Of course, the extreme difficulty of landing at Pitcairn (in addition to its remoteness) was the very reason why the Bounty Mutineers chose this unpromising location as their home in 1790 – they didn't want the Royal Navy (or anyone else) finding them. By the time they had finally been discovered 18 years later, all but one of those original Mutineers (including Fletcher Christian) was now dead.
Yet, somehow, against the odds, this tiny island (less than 2 square miles in area) has sustained the descendants of the Mutineers in the years since, leaving the current population of just 48 permanent residents living a precarious, isolated, but generally contented existence.

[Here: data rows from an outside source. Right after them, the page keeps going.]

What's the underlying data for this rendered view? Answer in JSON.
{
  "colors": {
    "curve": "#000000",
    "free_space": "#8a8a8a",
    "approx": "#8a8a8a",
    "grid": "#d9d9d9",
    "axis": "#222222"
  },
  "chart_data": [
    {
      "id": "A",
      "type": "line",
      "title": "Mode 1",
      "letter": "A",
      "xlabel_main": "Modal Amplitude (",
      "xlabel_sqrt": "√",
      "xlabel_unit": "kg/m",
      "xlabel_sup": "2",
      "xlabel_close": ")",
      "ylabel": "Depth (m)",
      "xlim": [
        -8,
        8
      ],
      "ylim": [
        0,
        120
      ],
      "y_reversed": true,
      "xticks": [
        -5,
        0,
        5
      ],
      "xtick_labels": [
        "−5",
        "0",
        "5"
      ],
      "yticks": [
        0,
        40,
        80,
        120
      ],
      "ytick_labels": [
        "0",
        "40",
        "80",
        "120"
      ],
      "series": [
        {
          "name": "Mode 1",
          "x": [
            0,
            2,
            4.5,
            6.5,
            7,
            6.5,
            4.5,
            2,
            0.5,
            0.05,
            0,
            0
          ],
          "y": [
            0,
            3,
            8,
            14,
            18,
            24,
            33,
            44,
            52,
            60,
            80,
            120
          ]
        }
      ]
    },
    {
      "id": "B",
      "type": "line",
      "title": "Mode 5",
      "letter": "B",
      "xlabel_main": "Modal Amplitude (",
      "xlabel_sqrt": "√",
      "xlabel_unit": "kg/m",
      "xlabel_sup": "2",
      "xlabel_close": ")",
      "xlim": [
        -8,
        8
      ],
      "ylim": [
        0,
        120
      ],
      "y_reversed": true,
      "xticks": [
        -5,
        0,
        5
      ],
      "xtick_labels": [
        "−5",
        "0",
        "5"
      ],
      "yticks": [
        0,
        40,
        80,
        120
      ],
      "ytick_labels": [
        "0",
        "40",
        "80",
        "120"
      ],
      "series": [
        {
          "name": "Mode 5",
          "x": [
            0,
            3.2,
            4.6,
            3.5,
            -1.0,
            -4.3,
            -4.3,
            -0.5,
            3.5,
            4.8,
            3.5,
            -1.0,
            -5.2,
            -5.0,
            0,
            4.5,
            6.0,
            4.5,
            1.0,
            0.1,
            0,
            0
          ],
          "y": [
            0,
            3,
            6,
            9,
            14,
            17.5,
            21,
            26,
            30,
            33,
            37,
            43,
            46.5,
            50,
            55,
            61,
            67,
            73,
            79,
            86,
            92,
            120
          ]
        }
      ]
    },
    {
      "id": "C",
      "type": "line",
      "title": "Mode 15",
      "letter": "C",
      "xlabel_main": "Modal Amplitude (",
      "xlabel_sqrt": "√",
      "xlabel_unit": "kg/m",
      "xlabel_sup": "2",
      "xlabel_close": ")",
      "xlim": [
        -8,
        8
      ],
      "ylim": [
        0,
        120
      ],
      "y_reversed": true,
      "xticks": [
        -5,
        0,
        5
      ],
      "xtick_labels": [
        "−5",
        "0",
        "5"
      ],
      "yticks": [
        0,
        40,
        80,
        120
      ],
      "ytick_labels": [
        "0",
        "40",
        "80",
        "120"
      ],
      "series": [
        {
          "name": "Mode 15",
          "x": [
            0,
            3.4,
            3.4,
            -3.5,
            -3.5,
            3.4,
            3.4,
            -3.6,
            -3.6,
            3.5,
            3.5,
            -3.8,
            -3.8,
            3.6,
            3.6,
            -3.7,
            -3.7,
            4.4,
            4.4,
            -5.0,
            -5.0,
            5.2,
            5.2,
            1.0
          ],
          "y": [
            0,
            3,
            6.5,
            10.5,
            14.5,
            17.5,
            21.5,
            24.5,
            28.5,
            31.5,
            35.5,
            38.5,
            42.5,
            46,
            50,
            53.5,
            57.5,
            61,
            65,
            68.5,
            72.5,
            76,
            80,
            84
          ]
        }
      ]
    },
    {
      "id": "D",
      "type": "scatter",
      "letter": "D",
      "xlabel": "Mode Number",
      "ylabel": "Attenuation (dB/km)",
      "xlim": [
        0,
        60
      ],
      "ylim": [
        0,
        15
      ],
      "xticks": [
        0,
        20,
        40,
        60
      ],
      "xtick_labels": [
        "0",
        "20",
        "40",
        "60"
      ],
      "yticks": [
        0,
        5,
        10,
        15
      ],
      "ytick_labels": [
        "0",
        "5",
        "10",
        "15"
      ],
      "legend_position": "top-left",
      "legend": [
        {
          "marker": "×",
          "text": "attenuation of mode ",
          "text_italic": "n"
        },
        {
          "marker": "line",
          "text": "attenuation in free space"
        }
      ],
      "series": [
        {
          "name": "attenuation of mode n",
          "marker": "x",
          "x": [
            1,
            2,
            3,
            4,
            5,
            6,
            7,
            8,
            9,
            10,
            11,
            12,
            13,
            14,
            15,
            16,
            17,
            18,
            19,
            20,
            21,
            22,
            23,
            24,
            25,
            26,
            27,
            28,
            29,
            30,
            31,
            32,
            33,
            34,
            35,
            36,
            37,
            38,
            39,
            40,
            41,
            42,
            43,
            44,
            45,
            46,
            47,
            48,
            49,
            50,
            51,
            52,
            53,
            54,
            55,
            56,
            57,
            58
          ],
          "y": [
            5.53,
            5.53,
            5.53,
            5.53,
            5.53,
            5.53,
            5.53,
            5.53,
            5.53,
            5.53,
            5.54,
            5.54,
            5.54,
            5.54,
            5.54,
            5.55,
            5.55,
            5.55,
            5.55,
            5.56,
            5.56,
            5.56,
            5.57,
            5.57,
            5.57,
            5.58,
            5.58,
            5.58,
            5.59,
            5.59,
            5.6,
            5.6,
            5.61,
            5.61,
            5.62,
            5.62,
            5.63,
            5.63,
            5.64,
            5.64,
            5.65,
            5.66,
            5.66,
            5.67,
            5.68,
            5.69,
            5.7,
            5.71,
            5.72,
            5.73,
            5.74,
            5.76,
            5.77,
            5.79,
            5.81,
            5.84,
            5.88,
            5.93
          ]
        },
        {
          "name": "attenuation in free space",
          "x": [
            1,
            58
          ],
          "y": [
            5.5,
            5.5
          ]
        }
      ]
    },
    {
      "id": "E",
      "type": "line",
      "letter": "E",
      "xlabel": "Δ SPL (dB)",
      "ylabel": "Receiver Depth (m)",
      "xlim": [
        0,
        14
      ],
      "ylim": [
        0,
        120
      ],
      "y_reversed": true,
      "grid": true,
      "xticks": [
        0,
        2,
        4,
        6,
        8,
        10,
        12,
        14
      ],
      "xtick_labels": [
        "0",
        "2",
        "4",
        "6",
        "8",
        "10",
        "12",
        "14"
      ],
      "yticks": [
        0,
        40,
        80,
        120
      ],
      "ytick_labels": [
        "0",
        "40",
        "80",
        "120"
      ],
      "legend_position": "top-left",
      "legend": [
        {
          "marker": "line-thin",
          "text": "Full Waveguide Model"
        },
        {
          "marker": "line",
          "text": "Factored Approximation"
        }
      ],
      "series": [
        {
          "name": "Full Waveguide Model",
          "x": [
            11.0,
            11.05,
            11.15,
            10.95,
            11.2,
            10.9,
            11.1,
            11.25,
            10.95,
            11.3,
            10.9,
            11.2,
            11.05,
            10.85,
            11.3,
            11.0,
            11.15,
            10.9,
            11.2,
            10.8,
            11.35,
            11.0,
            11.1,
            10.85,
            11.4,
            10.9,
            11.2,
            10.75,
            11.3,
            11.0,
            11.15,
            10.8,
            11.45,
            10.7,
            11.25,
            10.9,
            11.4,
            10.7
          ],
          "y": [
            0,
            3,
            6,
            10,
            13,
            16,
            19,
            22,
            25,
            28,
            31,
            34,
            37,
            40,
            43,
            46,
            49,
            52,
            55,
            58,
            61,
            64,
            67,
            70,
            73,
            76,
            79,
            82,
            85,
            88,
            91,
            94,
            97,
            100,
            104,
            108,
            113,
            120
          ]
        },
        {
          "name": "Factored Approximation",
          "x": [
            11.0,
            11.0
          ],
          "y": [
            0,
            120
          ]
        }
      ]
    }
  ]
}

In fact, the islanders are very jolly people who love to talk about their island and the unique culture that's developed here. Pretty much every able-bodied islander came onboard to set up stalls selling island souvenirs and local products – they don't get many visitors, so the income from this visit was vital to them. We had some fascinating chats with them, as we tried to imagine what life is like in such a small, inter-dependent, isolated community, where so many people are related to each other.
We spoke to the island's policeman, a New Zealander who is stationed here for a year with his wife. We didn't go into the island's well-publicised abuse case of a decade ago, but he said that there wasn't much crime as such, and his job was to try to keep the community on friendly terms with each other – to sort out problems and disputes before they turn into crimes. In such a close-knit community, any fallings out would be major affairs, so he has his hands full. What a fascinating job.
Just as we'd given up hope of actually getting onto the island, the Captain announced that conditions had improved, and that the islanders were offering to ferry us over to the island on their longboats, so that we could briefly step foot on this most hard-to-visit of all cruise destinations. So, we ran down to the boarding area, donned our lifejackets and began to pray.
It was some exercise getting us onto the longboats, which were pitching up and down by about 2 metres – somehow, the ship's crew and the hefty islanders got us on safely. If it felt like a rollercoaster ride - as the adrenalin levels shot up, we had to remember how dangerous this could be if it wasn't done properly.
We then made our way through the pounding surf to the jetty, skilfully steered in through the dangerous rocks – the ship's tenders would never have made it. But, the fear factor ensured that the sense of exhilaration of actually stepping ashore, made it feel like the moon landing or ascent of Everest for us cruisers. I've never had a feeling like it, just to step foot on an island.
Unfortunately, we didn't have time to do much more than take a few photos and get back on the longboat – because, the trip back onto the ship was obviously going to be even trickier than getting us over here. But, we ploughed our way through the breakers coming straight at us, and we made it back to the ship. This is where the fun and games started. The boat was bouncing around even more than before, so it was a painstaking exercise of waiting for the exact moment to step off, before the boat violently lurched up or down.
Once safely onboard, I felt distinctly jittery – this was the most exciting tender ride I've ever had, where the destination was almost of secondary importance to the journey to get there. I wish I'd had longer to explore this unique island, but my brief glimpse of it was a blast.